Gil's All Fright Diner is a very strange book. In many ways, it reminds of A Dirty Job, by Christopher Moore. It feels like a weird B movie. Earl has the ability to shape shift into werewolves, mist and a bat. He cannot be killed by a stake through the heart but he does need blood to survive. The fact that Earl and Duke are actually friends, flies in the face of the standard werewolf/vampire animosity that is so common in urban fantasy. Earl is a touch self loathing but not because he hates being a vampire but because he believes that people aren't actually attracted to him, just his vampire nature. It has been customary for vampires to be stunningly beautiful, emo, or extremely evil, and Earl is none of these things. Duke is large, as you would expect a werewolf to be, but his size is attributed to his fat. Have you ever heard of a fat werewolf? Duke is a heavy drinker and extremely plain spoken. What more, both Earl and Duke are poor.

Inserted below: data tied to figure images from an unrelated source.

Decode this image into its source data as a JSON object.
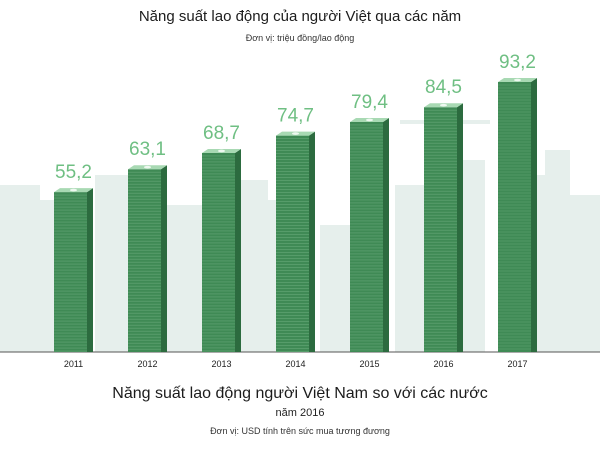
{
  "chart_data": {
    "type": "bar",
    "title": "Năng suất lao động của người Việt qua các năm",
    "unit": "Đơn vị: triệu đồng/lao động",
    "categories": [
      "2011",
      "2012",
      "2013",
      "2014",
      "2015",
      "2016",
      "2017"
    ],
    "values": [
      55.2,
      63.1,
      68.7,
      74.7,
      79.4,
      84.5,
      93.2
    ],
    "value_labels": [
      "55,2",
      "63,1",
      "68,7",
      "74,7",
      "79,4",
      "84,5",
      "93,2"
    ],
    "xlabel": "",
    "ylabel": "",
    "grid": false,
    "legend": "none",
    "colors": {
      "bar_front": "#3f8a55",
      "bar_side": "#2c6b3f",
      "bar_top": "#a8d9b3",
      "value_text": "#6fbf83",
      "skyline": "#e6efec"
    }
  },
  "next_section": {
    "title": "Năng suất lao động người Việt Nam so với các nước",
    "year": "năm  2016",
    "unit": "Đơn vị: USD tính trên sức mua tương đương"
  }
}
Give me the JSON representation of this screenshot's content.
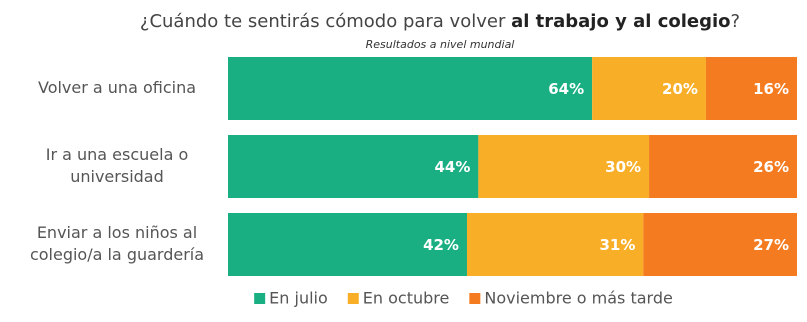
{
  "chart_data": {
    "type": "stacked-bar-horizontal",
    "title": [
      "¿Cuándo te sentirás cómodo para volver ",
      "al trabajo y al colegio",
      "?"
    ],
    "subtitle": "Resultados a nivel mundial",
    "categories": [
      [
        "Volver a una oficina"
      ],
      [
        "Ir a una escuela o",
        "universidad"
      ],
      [
        "Enviar a los niños al",
        "colegio/a la guardería"
      ]
    ],
    "xlim": [
      0,
      100
    ],
    "series": [
      {
        "name": "En julio",
        "color": "#1aaf82",
        "values": [
          64,
          44,
          42
        ],
        "value_labels": [
          "64%",
          "44%",
          "42%"
        ]
      },
      {
        "name": "En octubre",
        "color": "#f9ae27",
        "values": [
          20,
          30,
          31
        ],
        "value_labels": [
          "20%",
          "30%",
          "31%"
        ]
      },
      {
        "name": "Noviembre o más tarde",
        "color": "#f47b20",
        "values": [
          16,
          26,
          27
        ],
        "value_labels": [
          "16%",
          "26%",
          "27%"
        ]
      }
    ],
    "legend": "bottom"
  }
}
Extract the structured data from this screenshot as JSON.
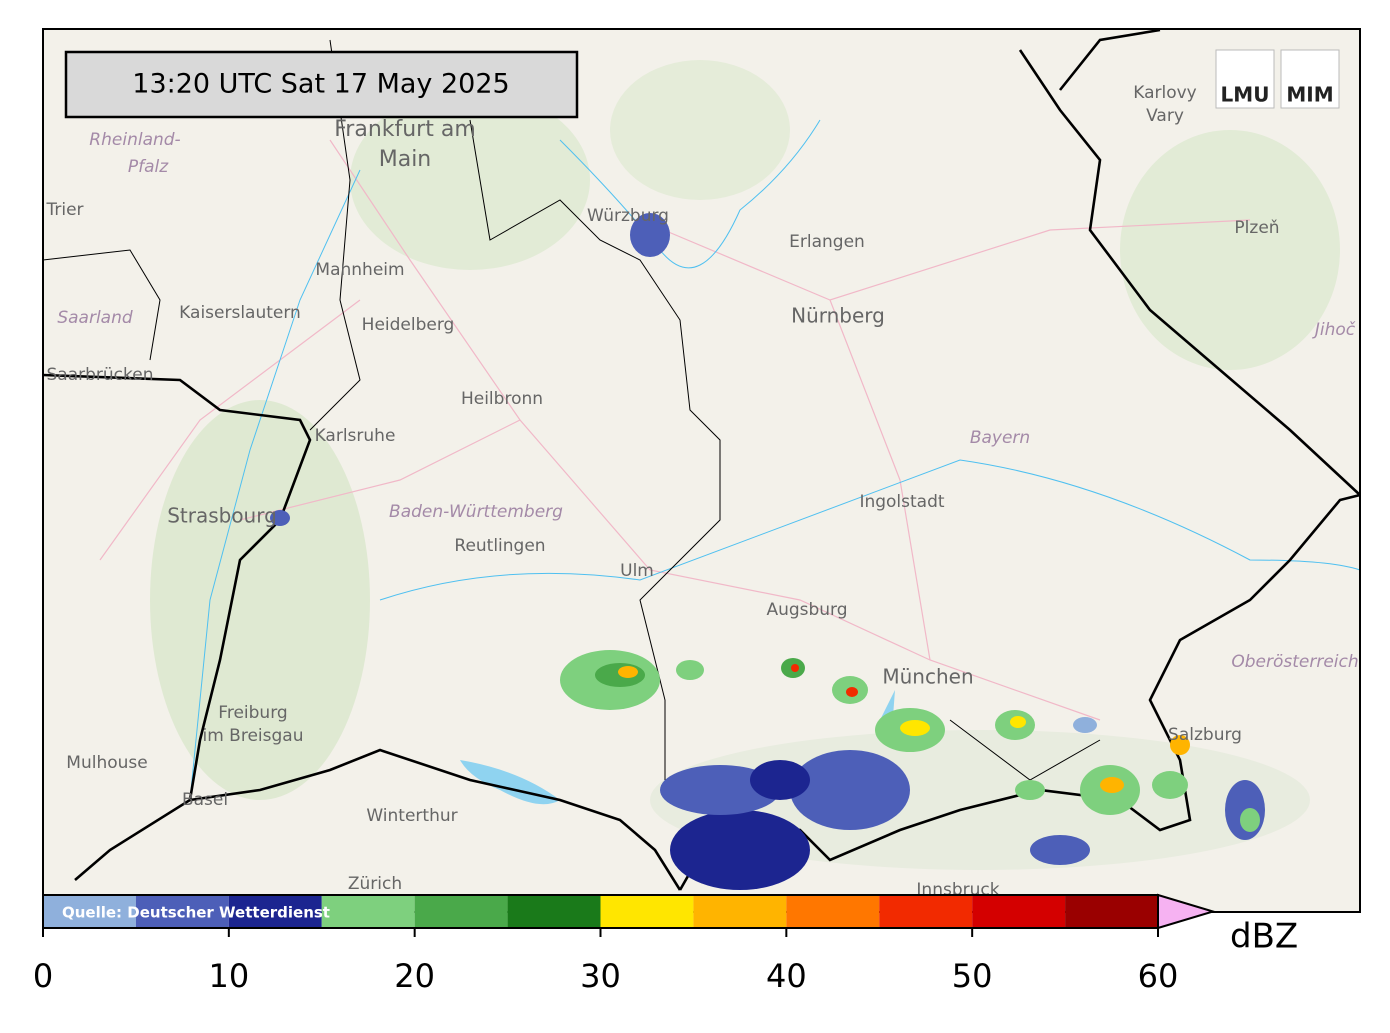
{
  "header": {
    "timestamp": "13:20 UTC  Sat 17 May 2025"
  },
  "logos": [
    "LMU",
    "MIM"
  ],
  "map": {
    "labels": [
      "Frankfurt am",
      "Main",
      "Rheinland-",
      "Pfalz",
      "Trier",
      "Mannheim",
      "Kaiserslautern",
      "Heidelberg",
      "Saarland",
      "Saarbrücken",
      "Heilbronn",
      "Karlsruhe",
      "Strasbourg",
      "Baden-Württemberg",
      "Reutlingen",
      "Ulm",
      "Augsburg",
      "München",
      "Ingolstadt",
      "Nürnberg",
      "Erlangen",
      "Würzburg",
      "Bayern",
      "Karlovy",
      "Vary",
      "Plzeň",
      "Jihoč",
      "Oberösterreich",
      "Salzburg",
      "Freiburg",
      "im Breisgau",
      "Mulhouse",
      "Basel",
      "Winterthur",
      "Zürich",
      "Innsbruck"
    ]
  },
  "colorbar": {
    "source": "Quelle: Deutscher Wetterdienst",
    "levels": [
      0,
      5,
      10,
      15,
      20,
      25,
      30,
      35,
      40,
      45,
      50,
      55,
      60
    ],
    "colors": [
      "#8fb0dc",
      "#4d5fb8",
      "#1c2590",
      "#7ed07e",
      "#4aa94a",
      "#1a7a1a",
      "#ffe600",
      "#ffb400",
      "#ff7700",
      "#f22a00",
      "#d40000",
      "#9a0000"
    ],
    "extend_color": "#f6b2f2",
    "ticks": [
      0,
      10,
      20,
      30,
      40,
      50,
      60
    ],
    "unit": "dBZ"
  }
}
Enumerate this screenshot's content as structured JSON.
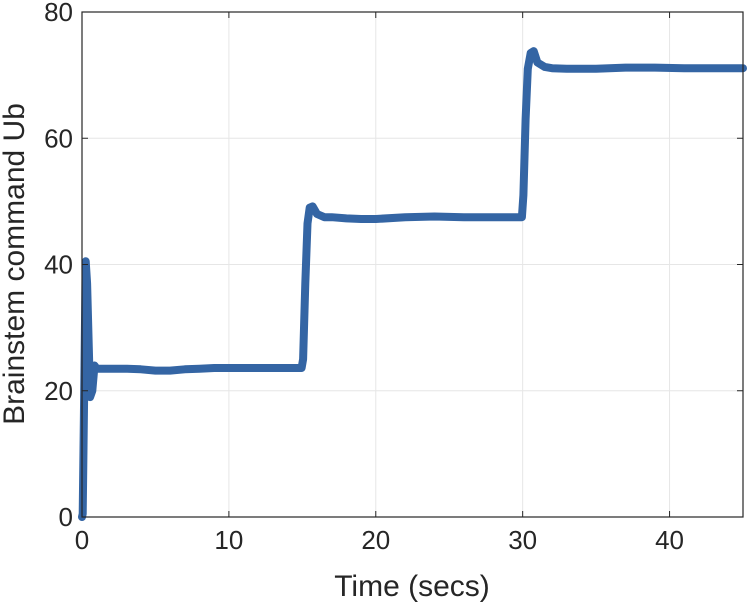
{
  "chart_data": {
    "type": "line",
    "title": "",
    "xlabel": "Time (secs)",
    "ylabel": "Brainstem command Ub",
    "xlim": [
      0,
      45
    ],
    "ylim": [
      0,
      80
    ],
    "xticks": [
      0,
      10,
      20,
      30,
      40
    ],
    "yticks": [
      0,
      20,
      40,
      60,
      80
    ],
    "grid": true,
    "legend": "none",
    "series": [
      {
        "color": "#3465a4",
        "x": [
          0,
          0.05,
          0.15,
          0.25,
          0.35,
          0.45,
          0.55,
          0.7,
          0.85,
          1.0,
          1.3,
          2,
          3,
          4,
          5,
          6,
          7,
          8,
          9,
          10,
          11,
          12,
          13,
          14,
          14.95,
          15.05,
          15.2,
          15.35,
          15.5,
          15.7,
          16.0,
          16.5,
          17,
          18,
          19,
          20,
          22,
          24,
          26,
          28,
          29.95,
          30.05,
          30.2,
          30.35,
          30.55,
          30.75,
          31.0,
          31.5,
          32,
          33,
          34,
          35,
          37,
          39,
          41,
          43,
          45
        ],
        "y": [
          0,
          0.5,
          20,
          40.5,
          37,
          28,
          19,
          20,
          24,
          23.5,
          23.5,
          23.5,
          23.5,
          23.4,
          23.2,
          23.2,
          23.4,
          23.5,
          23.6,
          23.6,
          23.6,
          23.6,
          23.6,
          23.6,
          23.6,
          25,
          37,
          46.5,
          49,
          49.2,
          48,
          47.5,
          47.5,
          47.3,
          47.2,
          47.2,
          47.5,
          47.6,
          47.5,
          47.5,
          47.5,
          51,
          63,
          71,
          73.5,
          73.8,
          72,
          71.3,
          71.1,
          71,
          71,
          71,
          71.2,
          71.2,
          71.1,
          71.1,
          71.1
        ]
      }
    ]
  }
}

Fat is something that Martinez describes in a negative fashion. There is never a description of Loretta that does not specifically remind the reader that she is fat. We learn about her large breasts and extremely big rolls. She is specifically constructed as unattractive and when Loretta does try to seduce Duke he declines her offer because he is not drunk enough to sleep with her. Duke actually laments that the only women who are willing to sleep with him, all weigh over 200 pounds. In contrast, Tammy who is young, pretty and extremely shapely is attracted to Duke and spends quite a bit of time trying to seduce him. He rejects her offer because of her age and laments that he is not able to have sex with her. In many ways this suggests that fat women are not only not attractive but fail to perform womanhood because of their inability to conform to a very narrow norm.
Tammy is the only character of colour in the story. She behaves coquettishly to get her will though she has access to a great degree of power. A woman using her body and sexuality in order to get her way is a very common theme in media but it does not make it any less annoying. Tammy actually shifts back and forth between a delicate lotus flower stereotype and the much hated dragon lady as the situation demands. This may not have been such a problem had Martinez bothered to add more characters of colour to his story. It felt very much like Tammy was the token evil. It is also worth noting that Rockwood has no GLBT characters and no disabled characters. In a world in which there are zombie cows, ghost dogs and gremlins, I see no reason why Martinez could not have been more inclusive.
Gil's All Night Diner is an extremely short read, coming in at 188 pages. I wouldn't describe it as a page turner, but it's not a boring read either. It's more like a throwback to the old black and white Hollywood monster movies than anything else. The relationship between Earl and Cathy is very sweet, though the speed at which it develops into love is highly unrealistic. The relationship between Earl and Duke falls into the typical portrayal of male friendships. They care for each other, but are incapable of expressing this to each other. They depend on each other as well, but seem to spend more time bickering like an old married couple. There is never any physical contact between Earl and Duke. There are gaps in this story but considering the length, it's hardly surprising. If you pick up this book, expecting a throwback story, without massive twists or turns, you won't be disappointed.